Work is divided into overlapping chunks to enable multithreading. Stitching is performed using set similarity between haplotype assignments for all reads found in adjacent chunks.

Note: The --margin_haplotag_model parameter can be used to use a custom parameter set for this step.

Specific parameterization

The following parameters are used to exclude reads and variants from the high-quality dataset:

  • phase.onlyUseSNPVCFEntries: toggles whether INDEL candidates are excluded
  • phase.minSnpVariantQuality: all SNP variants with a QUAL score below this are excluded
  • phase.minIndelVariantQuality: all INDEL variants with a QUAL score below this are excluded
  • polish.filterAlignmentsWithMapQBelowThisThreshold: all reads with a MQ score below this are excluded

The following parameters are used during adaptive sampling. Adaptive sampling first selects all variants above a threshold, then determines the average distance in basepairs between variants for the chunk. If the average distance is greater than a threshold (ie, if there are too few variants), then variants are selected in descending order of QUAL score until there are enough variants.
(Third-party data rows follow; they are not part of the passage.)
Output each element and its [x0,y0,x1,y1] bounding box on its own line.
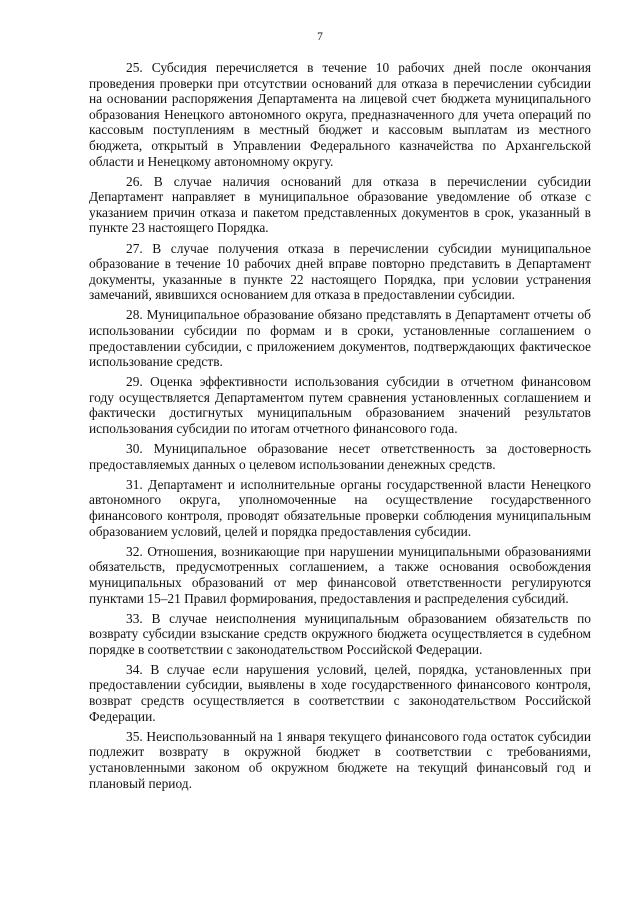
paragraph-25: 25. Субсидия перечисляется в течение 10 рабочих дней после окончания проведения проверки при отсутствии оснований для отказа в перечислении субсидии на основании распоряжения Департамента на лицевой счет бюджета муниципального образования Ненецкого автономного округа, предназначенного для учета операций по кассовым поступлениям в местный бюджет и кассовым выплатам из местного бюджета, открытый в Управлении Федерального казначейства по Архангельской области и Ненецкому автономному округу. [89,60,591,169]
paragraph-34: 34. В случае если нарушения условий, целей, порядка, установленных при предоставлении субсидии, выявлены в ходе государственного финансового контроля, возврат средств осуществляется в соответствии с законодательством Российской Федерации. [89,661,591,724]
paragraph-33: 33. В случае неисполнения муниципальным образованием обязательств по возврату субсидии взыскание средств окружного бюджета осуществляется в судебном порядке в соответствии с законодательством Российской Федерации. [89,610,591,657]
paragraph-27: 27. В случае получения отказа в перечислении субсидии муниципальное образование в течение 10 рабочих дней вправе повторно представить в Департамент документы, указанные в пункте 22 настоящего Порядка, при условии устранения замечаний, явившихся основанием для отказа в предоставлении субсидии. [89,240,591,303]
paragraph-30: 30. Муниципальное образование несет ответственность за достоверность предоставляемых данных о целевом использовании денежных средств. [89,441,591,472]
paragraph-35: 35. Неиспользованный на 1 января текущего финансового года остаток субсидии подлежит возврату в окружной бюджет в соответствии с требованиями, установленными законом об окружном бюджете на текущий финансовый год и плановый период. [89,728,591,791]
document-body [89,60,591,796]
paragraph-28: 28. Муниципальное образование обязано представлять в Департамент отчеты об использовании субсидии по формам и в сроки, установленные соглашением о предоставлении субсидии, с приложением документов, подтверждающих фактическое использование средств. [89,307,591,370]
paragraph-32: 32. Отношения, возникающие при нарушении муниципальными образованиями обязательств, предусмотренных соглашением, а также основания освобождения муниципальных образований от мер финансовой ответственности регулируются пунктами 15–21 Правил формирования, предоставления и распределения субсидий. [89,543,591,606]
paragraph-31: 31. Департамент и исполнительные органы государственной власти Ненецкого автономного округа, уполномоченные на осуществление государственного финансового контроля, проводят обязательные проверки соблюдения муниципальным образованием условий, целей и порядка предоставления субсидии. [89,476,591,539]
paragraph-29: 29. Оценка эффективности использования субсидии в отчетном финансовом году осуществляется Департаментом путем сравнения установленных соглашением и фактически достигнутых муниципальным образованием значений результатов использования субсидии по итогам отчетного финансового года. [89,374,591,437]
paragraph-26: 26. В случае наличия оснований для отказа в перечислении субсидии Департамент направляет в муниципальное образование уведомление об отказе с указанием причин отказа и пакетом представленных документов в срок, указанный в пункте 23 настоящего Порядка. [89,173,591,236]
page-number: 7 [317,31,323,43]
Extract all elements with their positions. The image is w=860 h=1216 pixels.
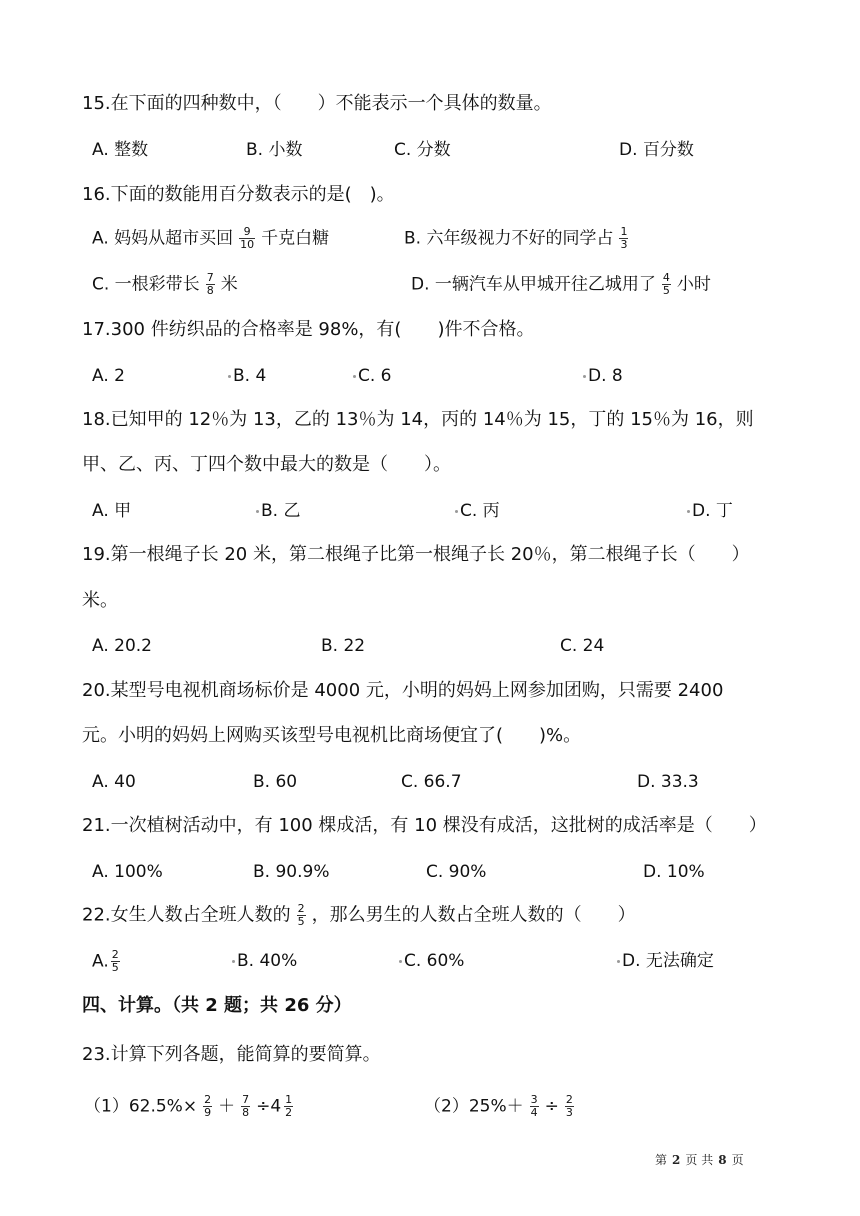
q18-option-a: A. 甲	[92, 501, 132, 521]
q15-option-a: A. 整数	[92, 140, 149, 160]
question-19-line-1: 19.第一根绳子长 20 米，第二根绳子比第一根绳子长 20％，第二根绳子长（ ）	[82, 544, 750, 565]
fraction: $\frac{3}{4}$	[530, 1093, 538, 1119]
q16-option-d: D. 一辆汽车从甲城开往乙城用了 $\frac{4}{5}$ 小时	[411, 271, 711, 297]
q21-option-a: A. 100%	[92, 862, 163, 882]
q20-option-a: A. 40	[92, 772, 136, 792]
q15-option-c: C. 分数	[394, 140, 451, 160]
q20-option-b: B. 60	[253, 772, 298, 792]
question-15: 15.在下面的四种数中，（ ）不能表示一个具体的数量。	[82, 93, 552, 114]
q18-option-d: D. 丁	[687, 499, 733, 523]
fraction: $\frac{2}{3}$	[565, 1093, 573, 1119]
question-22: 22.女生人数占全班人数的 $\frac{2}{5}$ ，那么男生的人数占全班人数的（ ）	[82, 902, 636, 928]
q15-option-d: D. 百分数	[619, 140, 694, 160]
q15-option-b: B. 小数	[246, 140, 303, 160]
q16-option-c: C. 一根彩带长 $\frac{7}{8}$ 米	[92, 271, 238, 297]
q17-option-c: C. 6	[353, 364, 392, 388]
question-16: 16.下面的数能用百分数表示的是( )。	[82, 184, 395, 205]
question-18-line-2: 甲、乙、丙、丁四个数中最大的数是（ ）。	[82, 454, 451, 475]
q16-option-b: B. 六年级视力不好的同学占 $\frac{1}{3}$	[404, 225, 628, 251]
question-19-line-2: 米。	[82, 590, 118, 611]
fraction: $\frac{7}{8}$	[206, 271, 214, 297]
q22-option-d: D. 无法确定	[617, 949, 714, 973]
q22-option-a: A. $\frac{2}{5}$	[92, 948, 119, 974]
fraction: $\frac{4}{5}$	[662, 271, 670, 297]
question-21: 21.一次植树活动中，有 100 棵成活，有 10 棵没有成活，这批树的成活率是（ ）	[82, 815, 767, 836]
q16-option-a: A. 妈妈从超市买回 $\frac{9}{10}$ 千克白糖	[92, 225, 330, 251]
q23-part-1: （1）62.5%× $\frac{2}{9}$ ＋ $\frac{7}{8}$ ÷4 $\frac{1}{2}$	[84, 1093, 293, 1119]
q17-option-b: B. 4	[228, 364, 266, 388]
section-heading: 四、计算。（共 2 题；共 26 分）	[82, 995, 352, 1016]
fraction: $\frac{2}{5}$	[297, 902, 305, 928]
q19-option-c: C. 24	[560, 636, 605, 656]
fraction: $\frac{2}{9}$	[204, 1093, 212, 1119]
q19-option-a: A. 20.2	[92, 636, 152, 656]
q19-option-b: B. 22	[321, 636, 366, 656]
fraction: $\frac{2}{5}$	[111, 948, 119, 974]
q17-option-a: A. 2	[92, 366, 125, 386]
q18-option-c: C. 丙	[455, 499, 500, 523]
page-footer: 第 2 页 共 8 页	[655, 1153, 744, 1167]
fraction: $\frac{1}{2}$	[285, 1093, 293, 1119]
fraction: $\frac{9}{10}$	[240, 225, 255, 251]
question-17: 17.300 件纺织品的合格率是 98%，有( )件不合格。	[82, 319, 535, 340]
q22-option-c: C. 60%	[399, 949, 464, 973]
q20-option-c: C. 66.7	[401, 772, 462, 792]
q23-part-2: （2）25%＋ $\frac{3}{4}$ ÷ $\frac{2}{3}$	[424, 1093, 573, 1119]
q22-option-b: B. 40%	[232, 949, 297, 973]
question-18-line-1: 18.已知甲的 12％为 13，乙的 13％为 14，丙的 14％为 15，丁的 15％为 16，则	[82, 409, 754, 430]
q20-option-d: D. 33.3	[637, 772, 699, 792]
q21-option-d: D. 10%	[643, 862, 705, 882]
q18-option-b: B. 乙	[256, 499, 300, 523]
q21-option-c: C. 90%	[426, 862, 487, 882]
q17-option-d: D. 8	[583, 364, 623, 388]
question-20-line-2: 元。小明的妈妈上网购买该型号电视机比商场便宜了( )%。	[82, 725, 582, 746]
q21-option-b: B. 90.9%	[253, 862, 330, 882]
fraction: $\frac{7}{8}$	[242, 1093, 250, 1119]
question-20-line-1: 20.某型号电视机商场标价是 4000 元，小明的妈妈上网参加团购，只需要 2400	[82, 680, 724, 701]
question-23: 23.计算下列各题，能简算的要简算。	[82, 1044, 381, 1065]
fraction: $\frac{1}{3}$	[620, 225, 628, 251]
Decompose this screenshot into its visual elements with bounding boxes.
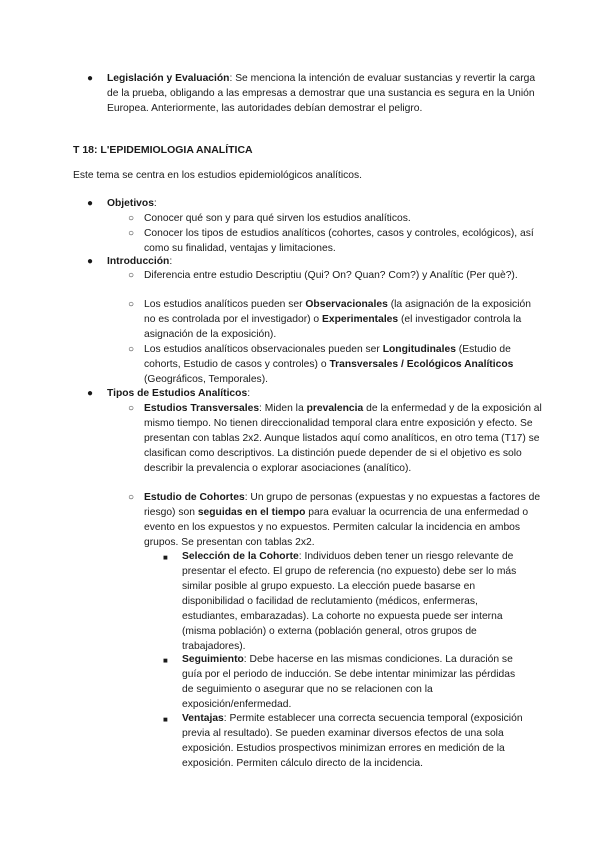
transversales-b: prevalencia — [306, 403, 364, 414]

  • phase.useVariantSelectionAdaptiveSampling: whether to use adaptive sampling
  • phase.variantSelectionAdaptiveSamplingPrimaryThreshold: above this threshold, all variants are used
  • phase.variantSelectionAdaptiveSamplingDesiredBasepairsPerVariant: desired average distance between variants

The following parameters are used to select reads:

  • phase.maxDepth: reads are downsampled to an expected depth of this parameter. Longer reads are preferentially selected during downsampling.

Step 3: DeepVariant

DeepVariant re-genotypes the candidates proposed by PEPPER using reads haplotagged by Margin. We use the following features for DeepVariant:

DeepVariant summary

  • Read base: Base observed at each position.
  • Base quality: Base quality of each bases.
  • Mapping quality: Mapping quality of each read
  • Strand: Forward or reserver strand of read.
  • Read support variant: If the read supports the candidate variant.
  • Base differs from ref: If the base is a mismatch compared to the reference base.
  • Haplotype tag: Haplotype tag (HP:0/HP:1/HP:2) of each read.

We also sort the image based on the haplotype tag.